Fig. 4. SCN-specific deletion of REV-ERBs alters SCN gene transcription.

(A) Schematic representation of the harvest performed in DD and the method used to define CT4 and CT16 in control and SCN-DKO mice. (B) Venn diagram comparison of CT4-CT16 differentially expressed genes (DEGs) in SCN from control and SCN-DKO mice [transcripts per million (TPM) > 0.1, fold change (FC) > 1.5, false discovery rate (FDR) < 0.05]. Corresponding heatmap and Kyoto Encyclopedia of Genes and Genomes (KEGG) pathway analysis is presented in fig.

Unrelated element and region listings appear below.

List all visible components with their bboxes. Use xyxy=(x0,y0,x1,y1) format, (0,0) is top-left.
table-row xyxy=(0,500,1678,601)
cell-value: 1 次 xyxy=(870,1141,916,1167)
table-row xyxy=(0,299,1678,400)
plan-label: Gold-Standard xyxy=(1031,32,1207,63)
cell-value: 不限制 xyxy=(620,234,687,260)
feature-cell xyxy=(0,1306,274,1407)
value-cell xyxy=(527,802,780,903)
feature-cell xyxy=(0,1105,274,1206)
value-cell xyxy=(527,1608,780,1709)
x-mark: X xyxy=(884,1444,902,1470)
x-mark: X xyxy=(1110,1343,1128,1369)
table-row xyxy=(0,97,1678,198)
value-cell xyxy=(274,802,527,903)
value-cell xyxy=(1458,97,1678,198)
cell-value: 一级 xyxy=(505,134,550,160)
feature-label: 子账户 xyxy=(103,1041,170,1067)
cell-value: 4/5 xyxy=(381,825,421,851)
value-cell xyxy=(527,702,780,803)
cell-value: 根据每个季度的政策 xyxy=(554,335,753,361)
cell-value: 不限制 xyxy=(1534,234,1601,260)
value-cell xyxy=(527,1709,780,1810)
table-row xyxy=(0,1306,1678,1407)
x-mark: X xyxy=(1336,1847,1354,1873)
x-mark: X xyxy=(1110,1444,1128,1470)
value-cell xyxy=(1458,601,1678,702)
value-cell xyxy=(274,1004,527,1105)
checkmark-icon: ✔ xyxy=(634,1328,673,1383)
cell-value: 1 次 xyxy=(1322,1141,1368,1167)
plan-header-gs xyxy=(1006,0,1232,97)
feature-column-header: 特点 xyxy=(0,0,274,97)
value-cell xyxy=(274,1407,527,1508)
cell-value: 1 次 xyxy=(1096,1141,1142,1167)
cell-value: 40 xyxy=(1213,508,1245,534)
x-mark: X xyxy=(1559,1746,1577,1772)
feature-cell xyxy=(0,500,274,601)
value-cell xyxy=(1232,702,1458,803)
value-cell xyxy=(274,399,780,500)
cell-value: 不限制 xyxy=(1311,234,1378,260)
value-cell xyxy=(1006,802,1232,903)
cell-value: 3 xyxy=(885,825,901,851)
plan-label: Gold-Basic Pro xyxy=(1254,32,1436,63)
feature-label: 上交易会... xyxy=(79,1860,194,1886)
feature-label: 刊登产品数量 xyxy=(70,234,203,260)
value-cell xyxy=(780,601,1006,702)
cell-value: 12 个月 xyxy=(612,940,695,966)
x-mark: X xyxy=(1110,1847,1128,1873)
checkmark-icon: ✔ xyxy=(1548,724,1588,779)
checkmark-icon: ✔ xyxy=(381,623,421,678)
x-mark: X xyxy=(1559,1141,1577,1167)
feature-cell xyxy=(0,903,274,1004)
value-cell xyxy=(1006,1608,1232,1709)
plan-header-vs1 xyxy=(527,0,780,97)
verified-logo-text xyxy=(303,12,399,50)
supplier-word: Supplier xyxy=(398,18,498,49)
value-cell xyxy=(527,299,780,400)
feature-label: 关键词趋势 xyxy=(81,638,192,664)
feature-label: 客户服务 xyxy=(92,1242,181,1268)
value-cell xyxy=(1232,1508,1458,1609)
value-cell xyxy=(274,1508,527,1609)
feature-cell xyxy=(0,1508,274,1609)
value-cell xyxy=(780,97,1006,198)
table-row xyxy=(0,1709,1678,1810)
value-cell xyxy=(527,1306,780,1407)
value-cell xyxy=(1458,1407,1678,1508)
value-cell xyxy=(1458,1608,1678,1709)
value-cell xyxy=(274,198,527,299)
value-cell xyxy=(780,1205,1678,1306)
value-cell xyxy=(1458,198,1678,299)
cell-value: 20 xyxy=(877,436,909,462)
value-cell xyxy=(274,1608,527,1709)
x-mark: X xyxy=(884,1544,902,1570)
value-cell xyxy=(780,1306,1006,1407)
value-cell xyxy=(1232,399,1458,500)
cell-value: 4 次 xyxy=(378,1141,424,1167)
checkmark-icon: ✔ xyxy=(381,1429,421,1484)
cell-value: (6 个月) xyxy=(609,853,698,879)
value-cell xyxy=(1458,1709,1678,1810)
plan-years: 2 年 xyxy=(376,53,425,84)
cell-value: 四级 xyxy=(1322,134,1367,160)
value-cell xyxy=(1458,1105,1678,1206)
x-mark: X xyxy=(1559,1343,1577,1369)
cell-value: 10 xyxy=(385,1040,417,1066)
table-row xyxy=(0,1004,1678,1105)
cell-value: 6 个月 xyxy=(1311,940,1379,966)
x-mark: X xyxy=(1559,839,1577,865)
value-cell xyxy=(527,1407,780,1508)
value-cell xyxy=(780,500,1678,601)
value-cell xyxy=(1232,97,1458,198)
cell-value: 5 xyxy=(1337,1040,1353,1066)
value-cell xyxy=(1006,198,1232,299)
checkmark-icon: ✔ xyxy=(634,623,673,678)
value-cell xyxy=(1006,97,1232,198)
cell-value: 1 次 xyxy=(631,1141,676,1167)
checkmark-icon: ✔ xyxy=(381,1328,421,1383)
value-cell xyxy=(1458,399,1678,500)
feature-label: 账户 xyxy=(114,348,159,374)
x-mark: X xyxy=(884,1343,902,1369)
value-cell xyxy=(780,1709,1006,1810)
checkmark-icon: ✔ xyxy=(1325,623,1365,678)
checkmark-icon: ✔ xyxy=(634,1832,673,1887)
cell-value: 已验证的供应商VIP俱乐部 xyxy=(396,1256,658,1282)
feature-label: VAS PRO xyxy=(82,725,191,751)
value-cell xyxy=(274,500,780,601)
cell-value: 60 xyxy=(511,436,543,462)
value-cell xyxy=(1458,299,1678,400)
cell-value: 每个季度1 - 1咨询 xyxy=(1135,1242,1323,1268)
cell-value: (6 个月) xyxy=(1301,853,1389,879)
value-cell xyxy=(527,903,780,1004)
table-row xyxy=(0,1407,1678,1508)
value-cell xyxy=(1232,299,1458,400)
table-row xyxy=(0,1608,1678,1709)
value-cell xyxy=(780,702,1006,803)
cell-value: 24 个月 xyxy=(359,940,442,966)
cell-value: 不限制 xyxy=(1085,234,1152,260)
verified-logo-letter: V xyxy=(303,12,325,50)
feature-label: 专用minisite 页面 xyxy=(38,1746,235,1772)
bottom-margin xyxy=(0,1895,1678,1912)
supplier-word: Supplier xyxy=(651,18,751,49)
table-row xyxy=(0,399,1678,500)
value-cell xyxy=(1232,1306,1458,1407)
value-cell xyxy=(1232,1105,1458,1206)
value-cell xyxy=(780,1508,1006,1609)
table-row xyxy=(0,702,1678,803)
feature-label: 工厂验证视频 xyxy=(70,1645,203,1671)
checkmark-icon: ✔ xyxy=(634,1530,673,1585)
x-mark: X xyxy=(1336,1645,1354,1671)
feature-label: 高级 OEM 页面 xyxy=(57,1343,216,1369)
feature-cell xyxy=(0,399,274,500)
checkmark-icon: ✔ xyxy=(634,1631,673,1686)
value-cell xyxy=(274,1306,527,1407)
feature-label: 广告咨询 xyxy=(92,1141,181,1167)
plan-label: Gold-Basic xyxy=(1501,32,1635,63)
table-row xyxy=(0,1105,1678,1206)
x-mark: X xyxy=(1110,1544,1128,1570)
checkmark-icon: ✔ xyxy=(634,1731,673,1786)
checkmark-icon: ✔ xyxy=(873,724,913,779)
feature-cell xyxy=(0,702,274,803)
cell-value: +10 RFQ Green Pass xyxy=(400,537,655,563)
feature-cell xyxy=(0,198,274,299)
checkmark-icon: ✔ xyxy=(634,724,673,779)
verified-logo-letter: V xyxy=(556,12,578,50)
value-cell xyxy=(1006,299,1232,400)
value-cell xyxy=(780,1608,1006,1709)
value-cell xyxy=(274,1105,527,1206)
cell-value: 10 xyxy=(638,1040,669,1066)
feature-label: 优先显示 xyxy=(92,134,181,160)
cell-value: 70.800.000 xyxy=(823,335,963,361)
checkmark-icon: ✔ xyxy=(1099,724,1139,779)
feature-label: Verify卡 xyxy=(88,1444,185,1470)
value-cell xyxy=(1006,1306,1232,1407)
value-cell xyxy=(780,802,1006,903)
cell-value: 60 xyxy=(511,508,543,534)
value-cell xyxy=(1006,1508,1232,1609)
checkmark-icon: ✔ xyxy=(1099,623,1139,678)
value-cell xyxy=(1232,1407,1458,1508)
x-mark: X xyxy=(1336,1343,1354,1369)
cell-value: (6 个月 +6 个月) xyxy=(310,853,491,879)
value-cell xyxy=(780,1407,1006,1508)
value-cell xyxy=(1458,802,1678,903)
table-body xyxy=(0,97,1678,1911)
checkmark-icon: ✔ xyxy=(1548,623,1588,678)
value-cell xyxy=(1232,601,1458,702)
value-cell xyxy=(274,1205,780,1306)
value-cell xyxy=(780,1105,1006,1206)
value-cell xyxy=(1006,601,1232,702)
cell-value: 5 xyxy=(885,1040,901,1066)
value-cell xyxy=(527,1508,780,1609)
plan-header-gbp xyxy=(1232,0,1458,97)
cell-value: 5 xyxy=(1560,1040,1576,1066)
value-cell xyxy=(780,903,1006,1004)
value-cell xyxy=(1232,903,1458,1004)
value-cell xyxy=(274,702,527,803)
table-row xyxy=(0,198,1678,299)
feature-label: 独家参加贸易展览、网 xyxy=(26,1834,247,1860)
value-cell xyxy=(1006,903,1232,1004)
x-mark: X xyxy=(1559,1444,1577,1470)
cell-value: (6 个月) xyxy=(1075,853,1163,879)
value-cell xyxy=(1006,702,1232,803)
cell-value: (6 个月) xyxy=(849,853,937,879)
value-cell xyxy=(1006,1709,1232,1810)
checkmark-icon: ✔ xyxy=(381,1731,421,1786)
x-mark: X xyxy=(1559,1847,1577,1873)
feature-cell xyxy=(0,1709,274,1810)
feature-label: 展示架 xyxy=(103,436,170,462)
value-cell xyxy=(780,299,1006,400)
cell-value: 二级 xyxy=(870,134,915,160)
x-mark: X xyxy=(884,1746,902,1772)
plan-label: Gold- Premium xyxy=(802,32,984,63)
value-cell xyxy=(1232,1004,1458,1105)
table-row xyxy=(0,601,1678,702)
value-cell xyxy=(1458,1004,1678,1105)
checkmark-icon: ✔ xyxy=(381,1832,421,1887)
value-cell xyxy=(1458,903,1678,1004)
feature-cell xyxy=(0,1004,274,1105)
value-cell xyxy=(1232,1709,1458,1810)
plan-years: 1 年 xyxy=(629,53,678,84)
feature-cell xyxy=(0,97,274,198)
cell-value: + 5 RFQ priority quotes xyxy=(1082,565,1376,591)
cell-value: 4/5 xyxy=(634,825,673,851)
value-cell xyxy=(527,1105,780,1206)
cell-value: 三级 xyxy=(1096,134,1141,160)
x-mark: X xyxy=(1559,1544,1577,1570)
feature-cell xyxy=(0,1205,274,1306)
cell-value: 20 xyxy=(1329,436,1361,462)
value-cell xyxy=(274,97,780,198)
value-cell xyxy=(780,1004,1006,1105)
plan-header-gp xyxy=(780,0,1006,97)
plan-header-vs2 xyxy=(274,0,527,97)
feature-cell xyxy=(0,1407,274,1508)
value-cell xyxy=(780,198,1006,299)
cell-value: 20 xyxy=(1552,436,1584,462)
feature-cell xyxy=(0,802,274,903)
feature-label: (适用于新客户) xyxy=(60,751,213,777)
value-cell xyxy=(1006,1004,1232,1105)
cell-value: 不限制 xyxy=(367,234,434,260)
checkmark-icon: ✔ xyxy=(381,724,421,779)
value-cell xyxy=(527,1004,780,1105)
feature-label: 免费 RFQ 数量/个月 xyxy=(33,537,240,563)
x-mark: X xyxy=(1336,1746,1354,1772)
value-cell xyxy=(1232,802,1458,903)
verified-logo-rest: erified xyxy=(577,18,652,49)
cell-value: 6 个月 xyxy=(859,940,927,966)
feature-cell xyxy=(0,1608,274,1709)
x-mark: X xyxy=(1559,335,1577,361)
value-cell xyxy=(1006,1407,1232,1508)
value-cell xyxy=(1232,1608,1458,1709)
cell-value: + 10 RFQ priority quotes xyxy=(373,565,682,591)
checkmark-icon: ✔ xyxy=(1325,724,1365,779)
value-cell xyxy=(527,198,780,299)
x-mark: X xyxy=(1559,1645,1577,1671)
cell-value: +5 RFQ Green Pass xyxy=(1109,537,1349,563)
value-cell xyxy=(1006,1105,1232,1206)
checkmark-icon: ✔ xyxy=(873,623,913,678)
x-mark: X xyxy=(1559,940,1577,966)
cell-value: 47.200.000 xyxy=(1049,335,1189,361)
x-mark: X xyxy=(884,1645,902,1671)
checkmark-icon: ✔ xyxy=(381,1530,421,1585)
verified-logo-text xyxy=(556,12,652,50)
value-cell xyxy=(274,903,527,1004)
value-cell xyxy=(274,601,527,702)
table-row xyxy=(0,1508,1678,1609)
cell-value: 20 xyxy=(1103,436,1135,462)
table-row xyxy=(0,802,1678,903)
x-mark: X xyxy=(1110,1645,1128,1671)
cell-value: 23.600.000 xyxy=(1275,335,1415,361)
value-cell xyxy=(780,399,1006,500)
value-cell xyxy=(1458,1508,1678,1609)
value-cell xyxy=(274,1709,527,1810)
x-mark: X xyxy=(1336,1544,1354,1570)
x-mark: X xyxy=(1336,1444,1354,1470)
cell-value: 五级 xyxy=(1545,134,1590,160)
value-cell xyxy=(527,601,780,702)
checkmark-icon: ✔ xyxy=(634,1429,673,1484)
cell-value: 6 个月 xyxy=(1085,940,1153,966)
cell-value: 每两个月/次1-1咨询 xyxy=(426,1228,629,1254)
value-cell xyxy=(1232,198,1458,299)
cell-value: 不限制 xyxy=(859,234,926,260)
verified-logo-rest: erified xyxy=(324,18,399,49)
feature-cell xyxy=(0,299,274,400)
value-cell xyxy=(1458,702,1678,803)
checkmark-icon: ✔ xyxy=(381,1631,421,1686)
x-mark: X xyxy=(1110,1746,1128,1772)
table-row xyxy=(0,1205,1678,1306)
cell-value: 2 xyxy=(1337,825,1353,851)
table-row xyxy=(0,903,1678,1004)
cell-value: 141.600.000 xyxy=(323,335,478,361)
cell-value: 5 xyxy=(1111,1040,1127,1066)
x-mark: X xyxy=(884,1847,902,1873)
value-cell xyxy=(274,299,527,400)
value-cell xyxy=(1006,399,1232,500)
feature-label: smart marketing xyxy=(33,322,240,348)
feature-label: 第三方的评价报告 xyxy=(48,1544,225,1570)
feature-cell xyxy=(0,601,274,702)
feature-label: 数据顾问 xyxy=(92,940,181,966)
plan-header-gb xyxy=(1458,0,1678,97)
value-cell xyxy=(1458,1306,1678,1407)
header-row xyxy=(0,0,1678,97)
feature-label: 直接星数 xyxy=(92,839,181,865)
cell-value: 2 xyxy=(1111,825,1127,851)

S5 (A to D). (C) Transcription factor binding analysis (machine learning algorithm applied to promoter regions) of CT4-CT16 DEGs up- or down-regulated in control mice at CT4 and lost in SCN-DKO mice. The value of each binding coefficient indicates whether the presence of a motif is correlated with the regions of interest. (D) Heatmap of the DEGs in SCN-DKO (n = 2) mice compared to control mice (n = 2) at ZT4 (TPM > 0.1, FC > 1.5, FDR < 0.05). Three to four independent SCN punches were pooled together per biological replicate. Corresponding KEGG pathway analysis is presented in fig. S5E. (E) Heatmap of the DEGs in SCN-DKO (n = 3) mice compared to control mice (n = 3) at CT4 (TPM > 0.1, FC > 1.5, FDR < 0.05). Three to four independent SCN punches were pooled together per biological replicate. Corresponding KEGG pathway analysis is presented in fig. S5F.